The new NVIDIA "GPU-N" was revealed in a recently published research paper titled "GPU Domain Specialization via Composable On-Package Architecture" in which NVIDIA talks about a next-generation GPU design using a "Composable On-Package Architecture (COPA)" as the optimal solution for maximizing low-precision matrix math throughput to increase Deep Learning performance. Simulated performance is teased, which is the most exciting part.
But first, GPU-N specs:
- GPU-N: 134 SM units (104 SMs in A100)
- 8576 CUDA cores (24% more than A100)
- 60MB L2 cache (50% more than A100)
- DRAM bandwidth: freaking bonkers 2.68TB/sec (scales up to what-the-hell 6.3TB/sec)
- up to 100GB of HBM2e (expandable to 233GB with COPA implementations)
- 6144-bit memory bus @ 3.5 Gbps
GPU-N has 24.2 TFLOPs of FP32 compute performance (a 24% increase over A100) and a truly next-gen leap of 779 TFLOPs of FP16 compute performance (2.5x faster than A100... yes, 250% faster). It's pretty bonkers to think about, but GPU-N -- whatever the hell it is -- is a beast. 2022 is going to be very exciting for GPUs.
- Read more: NREL Kestrel supercomputer: NVIDIA A100NEXT GPU, is this Hopper H100?
- Read more: NVIDIA might launch Hopper GPU instead of Ada Lovelace to beat RDNA 3
- Read more: NVIDIA's next-gen Hopper GPU taping out soon: multi-chip module (MCM)
- Read more: NVIDIA teases Ampere Next GPU for 2022, Ampere Next Next GPU for 2024
- Read more: Samsung 5nm fab construction starts, NVIDIA 'Ampere Next' GPUs in 2022
NVIDIA would be using an MCM-based GPU solution here with its next-gen purported GH100 GPU, or as it's known here as "GPU-N", with the multi-chip module packing some serious silicon power to fight AMD's upcoming MCM-based "Aldebaran" GPU that will battle Hopper.
NVIDIA's next-gen GPU-N would have up to 100GB of super-fast HBM2e memory at 3.5Gbps, which can be expanded at up to 233GB of HBM2e memory if need be... all of this is on a 6144-bit memory bus that enables between 2.68TB/sec and 6.3TB/sec of memory bandwidth. I can't believe I'm typing those numbers, but that's the type of performance leap we're looking at here.
NVIDIA explains in the research paper -- which I will note, was submitted on April 5, 2021 -- "As GPUs scale their low precision matrix math throughput to boost deep learning (DL) performance, they upset the balance between math throughput and memory system capabilities. We demonstrate that converged GPU design trying to address diverging architectural requirements between FP32 (or larger) based HPC and FP16 (or smaller) based DL workloads results in sub-optimal configuration for either of the application domains".

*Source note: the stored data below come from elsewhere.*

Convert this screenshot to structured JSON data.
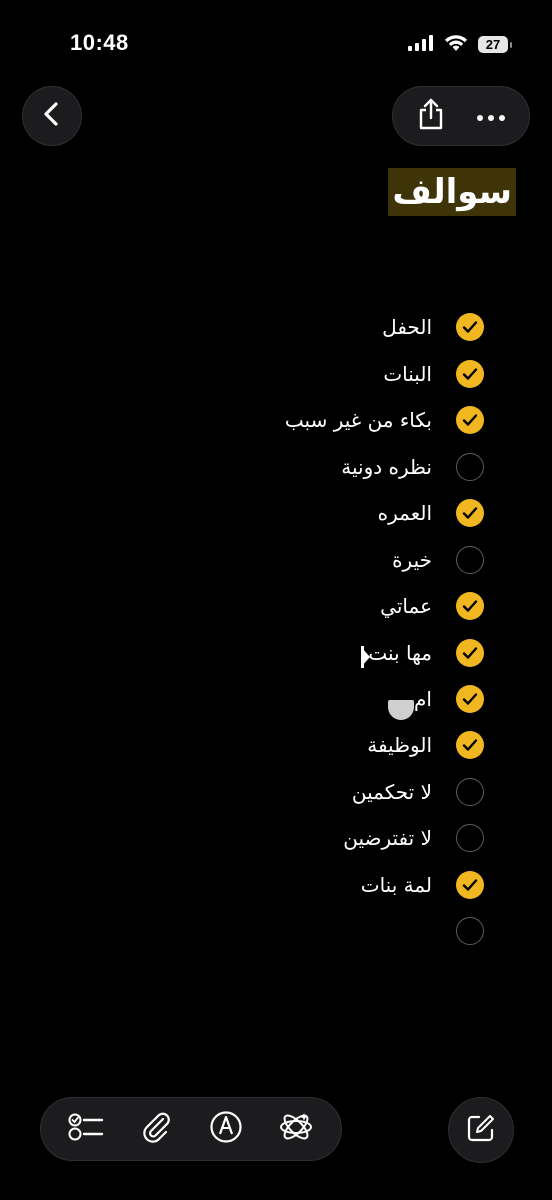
{
  "status_bar": {
    "time": "10:48",
    "battery_level": "27",
    "icons": [
      "signal-icon",
      "wifi-icon",
      "battery-icon"
    ]
  },
  "nav": {
    "back_icon": "chevron-left-icon",
    "share_icon": "share-icon",
    "more_icon": "ellipsis-icon"
  },
  "note": {
    "title": "سوالف",
    "title_highlight_color": "#3f3308"
  },
  "checklist": {
    "checked_color": "#f1b721",
    "items": [
      {
        "text": "الحفل",
        "checked": true
      },
      {
        "text": "البنات",
        "checked": true
      },
      {
        "text": "بكاء من غير سبب",
        "checked": true
      },
      {
        "text": "نظره دونية",
        "checked": false
      },
      {
        "text": "العمره",
        "checked": true
      },
      {
        "text": "خيرة",
        "checked": false
      },
      {
        "text": "عماتي",
        "checked": true
      },
      {
        "text": "مها بنت",
        "checked": true
      },
      {
        "text": "ام",
        "checked": true
      },
      {
        "text": "الوظيفة",
        "checked": true
      },
      {
        "text": "لا تحكمين",
        "checked": false
      },
      {
        "text": "لا تفترضين",
        "checked": false
      },
      {
        "text": "لمة بنات",
        "checked": true
      },
      {
        "text": "",
        "checked": false
      }
    ]
  },
  "toolbar": {
    "icons": [
      "checklist-icon",
      "paperclip-icon",
      "markup-pen-icon",
      "apple-intelligence-icon"
    ],
    "compose_icon": "compose-icon"
  }
}
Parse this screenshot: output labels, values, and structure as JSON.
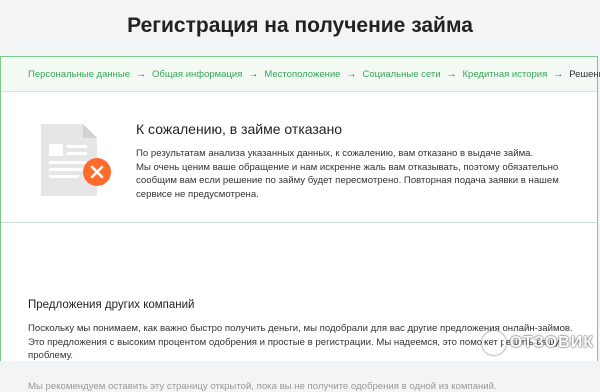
{
  "page": {
    "title": "Регистрация на получение займа"
  },
  "steps": [
    {
      "label": "Персональные данные"
    },
    {
      "label": "Общая информация"
    },
    {
      "label": "Местоположение"
    },
    {
      "label": "Социальные сети"
    },
    {
      "label": "Кредитная история"
    },
    {
      "label": "Решение"
    }
  ],
  "step_arrow": "→",
  "decline": {
    "title": "К сожалению, в займе отказано",
    "line1": "По результатам анализа указанных данных, к сожалению, вам отказано в выдаче займа.",
    "line2": "Мы очень ценим ваше обращение и нам искренне жаль вам отказывать, поэтому обязательно сообщим вам если решение по займу будет пересмотрено. Повторная подача заявки в нашем сервисе не предусмотрена.",
    "icon": "document-declined-icon",
    "colors": {
      "badge": "#ff6b2c",
      "doc": "#e6e6e6"
    }
  },
  "offers": {
    "title": "Предложения других компаний",
    "text": "Поскольку мы понимаем, как важно быстро получить деньги, мы подобрали для вас другие предложения онлайн-займов. Это предложения с высоким процентом одобрения и простые в регистрации. Мы надеемся, это поможет решить вашу проблему.",
    "note": "Мы рекомендуем оставить эту страницу открытой, пока вы не получите одобрения в одной из компаний."
  },
  "watermark": {
    "text": "ОТЗОВИК"
  },
  "colors": {
    "accent": "#3aa55a",
    "border": "#7cc98a"
  }
}
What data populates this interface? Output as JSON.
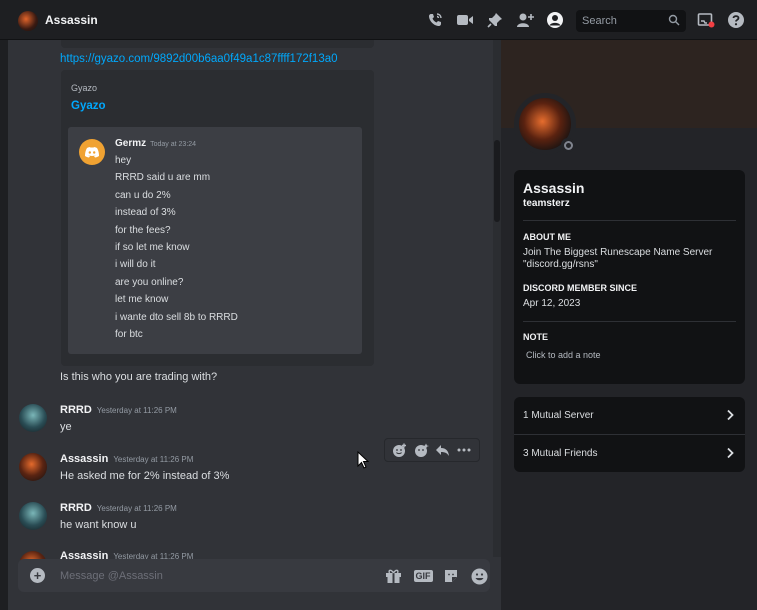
{
  "header": {
    "title": "Assassin",
    "search_placeholder": "Search",
    "icons": [
      "avatar",
      "call-icon",
      "video-icon",
      "pin-icon",
      "add-member-icon",
      "profile-icon",
      "search-icon",
      "inbox-icon",
      "help-icon"
    ]
  },
  "chat": {
    "link": "https://gyazo.com/9892d00b6aa0f49a1c87ffff172f13a0",
    "embed": {
      "provider": "Gyazo",
      "title": "Gyazo",
      "screenshot": {
        "author": "Germz",
        "time": "Today at 23:24",
        "lines": [
          "hey",
          "RRRD said u are mm",
          "can u do 2%",
          "instead of 3%",
          "for the fees?",
          "if so let me know",
          "i will do it",
          "are you online?",
          "let me know",
          "i wante dto sell 8b to RRRD",
          "for btc"
        ]
      }
    },
    "followup": "Is this who you are trading with?",
    "messages": [
      {
        "author": "RRRD",
        "time": "Yesterday at 11:26 PM",
        "text": "ye"
      },
      {
        "author": "Assassin",
        "time": "Yesterday at 11:26 PM",
        "text": "He asked me for 2% instead of 3%"
      },
      {
        "author": "RRRD",
        "time": "Yesterday at 11:26 PM",
        "text": "he want know u"
      },
      {
        "author": "Assassin",
        "time": "Yesterday at 11:26 PM",
        "text": ""
      }
    ],
    "hover_actions": [
      "add-reaction-icon",
      "super-reaction-icon",
      "reply-icon",
      "more-icon"
    ]
  },
  "composer": {
    "placeholder": "Message @Assassin",
    "gif_label": "GIF"
  },
  "profile": {
    "display_name": "Assassin",
    "username": "teamsterz",
    "about_heading": "ABOUT ME",
    "about_text": "Join The Biggest Runescape Name Server \"discord.gg/rsns\"",
    "member_since_heading": "DISCORD MEMBER SINCE",
    "member_since": "Apr 12, 2023",
    "note_heading": "NOTE",
    "note_placeholder": "Click to add a note",
    "mutual_servers": "1 Mutual Server",
    "mutual_friends": "3 Mutual Friends"
  },
  "colors": {
    "link": "#00a8fc",
    "background": "#313338",
    "sidebar": "#232428",
    "embed_avatar": "#f0a232"
  }
}
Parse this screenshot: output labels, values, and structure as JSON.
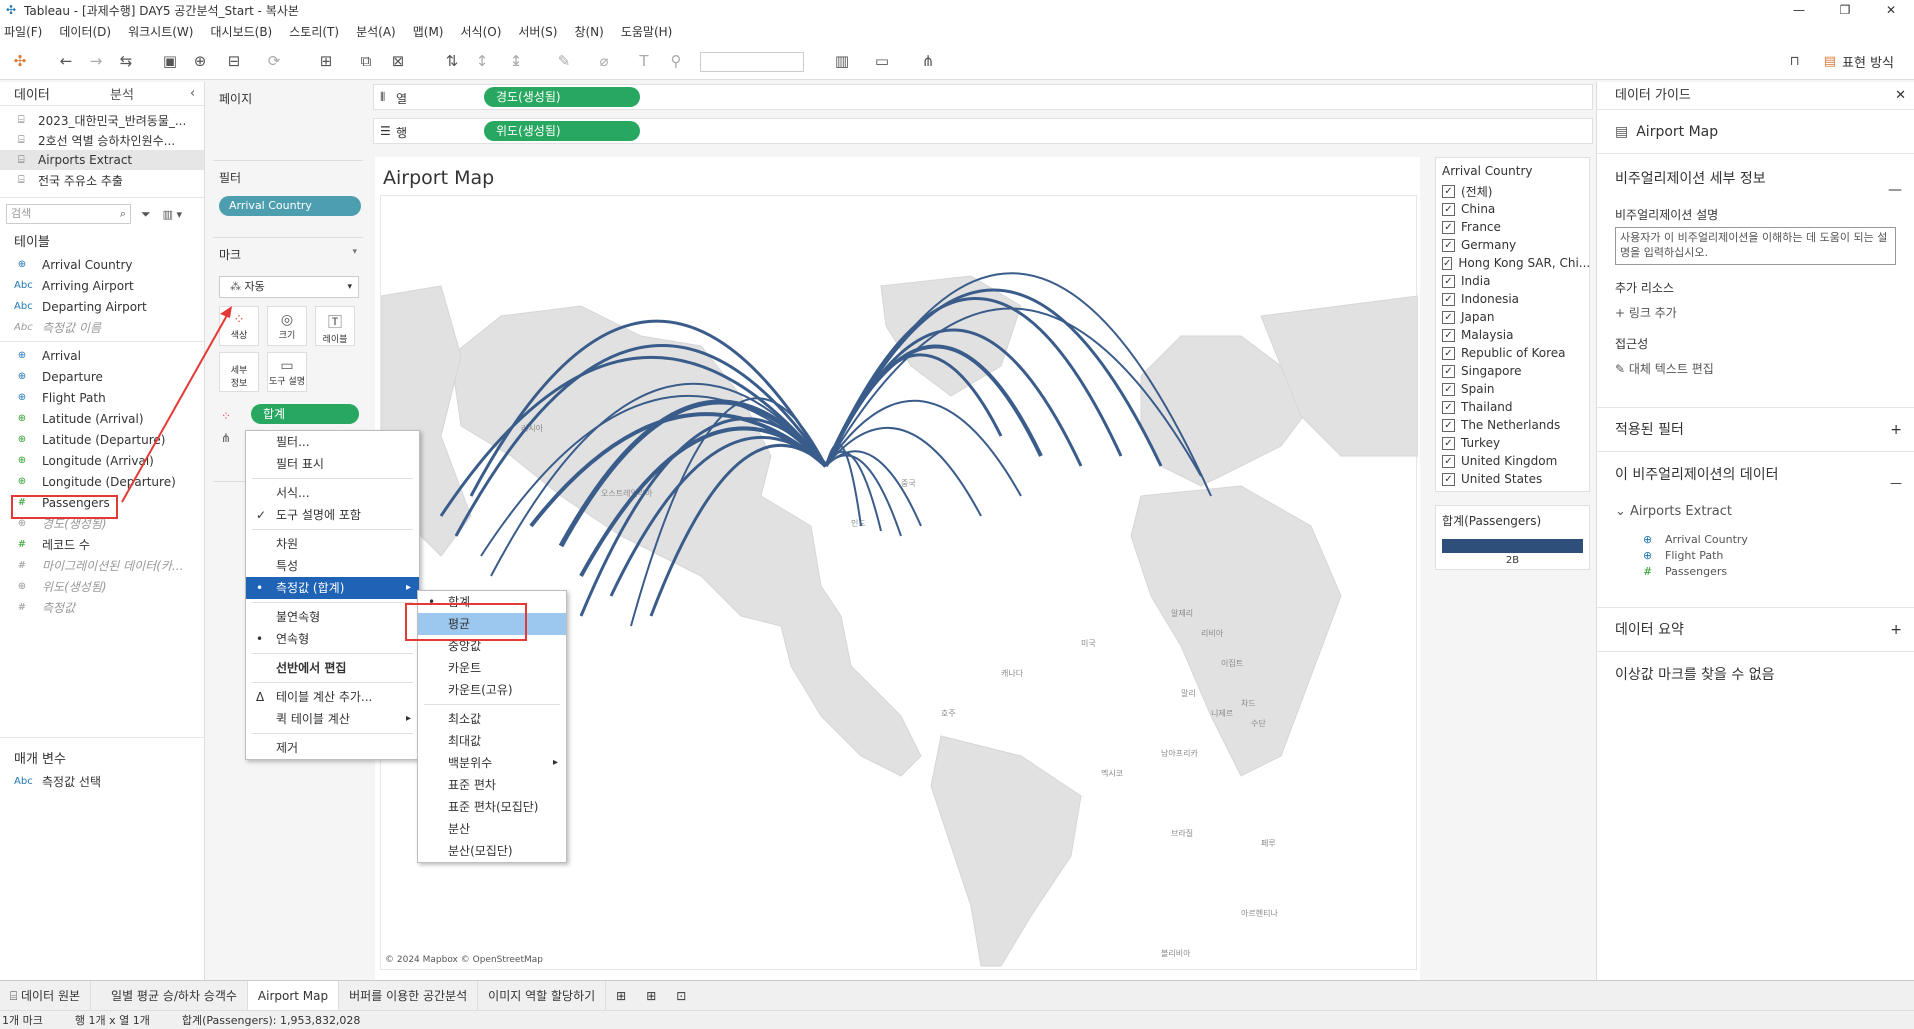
{
  "window": {
    "title": "Tableau - [과제수행] DAY5 공간분석_Start - 복사본",
    "buttons": [
      "—",
      "❐",
      "✕"
    ]
  },
  "menu": [
    "파일(F)",
    "데이터(D)",
    "워크시트(W)",
    "대시보드(B)",
    "스토리(T)",
    "분석(A)",
    "맵(M)",
    "서식(O)",
    "서버(S)",
    "창(N)",
    "도움말(H)"
  ],
  "toolbar": {
    "present_label": "표현 방식"
  },
  "left_pane": {
    "tab_data": "데이터",
    "tab_analysis": "분석",
    "datasources": [
      {
        "label": "2023_대한민국_반려동물_...",
        "selected": false
      },
      {
        "label": "2호선 역별 승하차인원수...",
        "selected": false
      },
      {
        "label": "Airports Extract",
        "selected": true
      },
      {
        "label": "전국 주유소 추출",
        "selected": false
      }
    ],
    "search_placeholder": "검색",
    "tables_title": "테이블",
    "fields_dim": [
      {
        "icon": "⊕",
        "type": "blue",
        "label": "Arrival Country"
      },
      {
        "icon": "Abc",
        "type": "blue",
        "label": "Arriving Airport"
      },
      {
        "icon": "Abc",
        "type": "blue",
        "label": "Departing Airport"
      },
      {
        "icon": "Abc",
        "type": "gray",
        "label": "측정값 이름"
      }
    ],
    "fields_meas": [
      {
        "icon": "⊕",
        "type": "blue",
        "label": "Arrival"
      },
      {
        "icon": "⊕",
        "type": "blue",
        "label": "Departure"
      },
      {
        "icon": "⊕",
        "type": "blue",
        "label": "Flight Path"
      },
      {
        "icon": "⊕",
        "type": "green",
        "label": "Latitude (Arrival)"
      },
      {
        "icon": "⊕",
        "type": "green",
        "label": "Latitude (Departure)"
      },
      {
        "icon": "⊕",
        "type": "green",
        "label": "Longitude (Arrival)"
      },
      {
        "icon": "⊕",
        "type": "green",
        "label": "Longitude (Departure)"
      },
      {
        "icon": "#",
        "type": "green",
        "label": "Passengers"
      },
      {
        "icon": "⊕",
        "type": "gray",
        "label": "경도(생성됨)"
      },
      {
        "icon": "#",
        "type": "green",
        "label": "레코드 수"
      },
      {
        "icon": "#",
        "type": "gray",
        "label": "마이그레이션된 데이터(카..."
      },
      {
        "icon": "⊕",
        "type": "gray",
        "label": "위도(생성됨)"
      },
      {
        "icon": "#",
        "type": "gray",
        "label": "측정값"
      }
    ],
    "params_title": "매개 변수",
    "param_icon": "Abc",
    "param": "측정값 선택"
  },
  "pages_label": "페이지",
  "filters_label": "필터",
  "filter_pill": "Arrival Country",
  "marks": {
    "title": "마크",
    "type": "자동",
    "buttons": {
      "color": "색상",
      "size": "크기",
      "label": "레이블",
      "detail": "세부\n정보",
      "tooltip": "도구 설명"
    },
    "pill": "합계(Passengers)"
  },
  "shelves": {
    "columns_label": "열",
    "rows_label": "행",
    "columns_pill": "경도(생성됨)",
    "rows_pill": "위도(생성됨)"
  },
  "sheet": {
    "title": "Airport Map",
    "attribution": "© 2024 Mapbox © OpenStreetMap"
  },
  "map_labels": [
    "러시아",
    "중국",
    "인도",
    "호주",
    "캐나다",
    "미국",
    "멕시코",
    "브라질",
    "페루",
    "볼리비아",
    "아르헨티나",
    "오스트레일리아",
    "알제리",
    "리비아",
    "이집트",
    "니제르",
    "말리",
    "차드",
    "수단",
    "남아프리카"
  ],
  "filter_card": {
    "title": "Arrival Country",
    "items": [
      "(전체)",
      "China",
      "France",
      "Germany",
      "Hong Kong SAR, Chi...",
      "India",
      "Indonesia",
      "Japan",
      "Malaysia",
      "Republic of Korea",
      "Singapore",
      "Spain",
      "Thailand",
      "The Netherlands",
      "Turkey",
      "United Kingdom",
      "United States"
    ]
  },
  "size_legend": {
    "title": "합계(Passengers)",
    "value": "2B"
  },
  "context_menu": [
    {
      "label": "필터...",
      "mark": "",
      "sub": false
    },
    {
      "label": "필터 표시",
      "mark": "",
      "sub": false
    },
    {
      "sep": true
    },
    {
      "label": "서식...",
      "mark": "",
      "sub": false
    },
    {
      "label": "도구 설명에 포함",
      "mark": "✓",
      "sub": false
    },
    {
      "sep": true
    },
    {
      "label": "차원",
      "mark": "",
      "sub": false
    },
    {
      "label": "특성",
      "mark": "",
      "sub": false
    },
    {
      "label": "측정값 (합계)",
      "mark": "•",
      "sub": true,
      "highlight": true
    },
    {
      "sep": true
    },
    {
      "label": "불연속형",
      "mark": "",
      "sub": false
    },
    {
      "label": "연속형",
      "mark": "•",
      "sub": false
    },
    {
      "sep": true
    },
    {
      "label": "선반에서 편집",
      "mark": "",
      "sub": false,
      "bold": true
    },
    {
      "sep": true
    },
    {
      "label": "테이블 계산 추가...",
      "mark": "Δ",
      "sub": false
    },
    {
      "label": "퀵 테이블 계산",
      "mark": "",
      "sub": true
    },
    {
      "sep": true
    },
    {
      "label": "제거",
      "mark": "",
      "sub": false
    }
  ],
  "sub_menu": [
    {
      "label": "합계",
      "mark": "•"
    },
    {
      "label": "평균",
      "mark": "",
      "highlight": true
    },
    {
      "label": "중앙값",
      "mark": ""
    },
    {
      "label": "카운트",
      "mark": ""
    },
    {
      "label": "카운트(고유)",
      "mark": ""
    },
    {
      "sep": true
    },
    {
      "label": "최소값",
      "mark": ""
    },
    {
      "label": "최대값",
      "mark": ""
    },
    {
      "label": "백분위수",
      "mark": "",
      "sub": true
    },
    {
      "label": "표준 편차",
      "mark": ""
    },
    {
      "label": "표준 편차(모집단)",
      "mark": ""
    },
    {
      "label": "분산",
      "mark": ""
    },
    {
      "label": "분산(모집단)",
      "mark": ""
    }
  ],
  "guide": {
    "header": "데이터 가이드",
    "sheet_name": "Airport Map",
    "viz_detail_title": "비주얼리제이션 세부 정보",
    "desc_label": "비주얼리제이션 설명",
    "desc_placeholder": "사용자가 이 비주얼리제이션을 이해하는 데 도움이 되는 설명을 입력하십시오.",
    "resources_label": "추가 리소스",
    "add_link": "링크 추가",
    "access_label": "접근성",
    "alt_text": "대체 텍스트 편집",
    "applied_filters": "적용된 필터",
    "data_in_viz": "이 비주얼리제이션의 데이터",
    "extract_name": "Airports Extract",
    "extract_fields": [
      {
        "icon": "⊕",
        "label": "Arrival Country"
      },
      {
        "icon": "⊕",
        "label": "Flight Path"
      },
      {
        "icon": "#",
        "label": "Passengers"
      }
    ],
    "data_summary": "데이터 요약",
    "no_outliers": "이상값 마크를 찾을 수 없음"
  },
  "tabs": [
    {
      "label": "데이터 원본",
      "active": false
    },
    {
      "label": "일별 평균 승/하차 승객수",
      "active": false
    },
    {
      "label": "Airport Map",
      "active": true
    },
    {
      "label": "버퍼를 이용한 공간분석",
      "active": false
    },
    {
      "label": "이미지 역할 할당하기",
      "active": false
    }
  ],
  "status": {
    "marks": "1개 마크",
    "rows_cols": "행 1개 x 열 1개",
    "sum": "합계(Passengers): 1,953,832,028"
  },
  "colors": {
    "flight_path": "#2e4f7a",
    "green_pill": "#27a760",
    "teal_pill": "#4d9fb0",
    "highlight": "#1e63b6",
    "annotation": "#e53935"
  }
}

"We argue that a Composable On-PAckage GPU (COPAGPU) architecture to provide domain-specialized GPU products is the most practical solution to these diverging requirements. A COPA-GPU leverages multi-chip-module disaggregation to support maximal design reuse, along with memory system specialization per application domain. We show how a COPA-GPU enables DL-specialized products by modular augmentation of the baseline GPU architecture with up to 4x higher off-die bandwidth, 32x larger on-package cache, 2.3x higher DRAM bandwidth and capacity, while conveniently supporting scaled-down HPC-oriented designs".
"This work explores the microarchitectural design necessary to enable composable GPUs and evaluates the benefits composability can provide to HPC, DL training, and DL inference. We show that when compared to a converged GPU design, a DL-optimized COPA-GPU featuring a combination of 16x larger cache capacity and 1.6x higher DRAM bandwidth scales per-GPU training and inference performance by 31% and 35% respectively and reduces the number of GPU instances by 50% in scale-out training scenarios".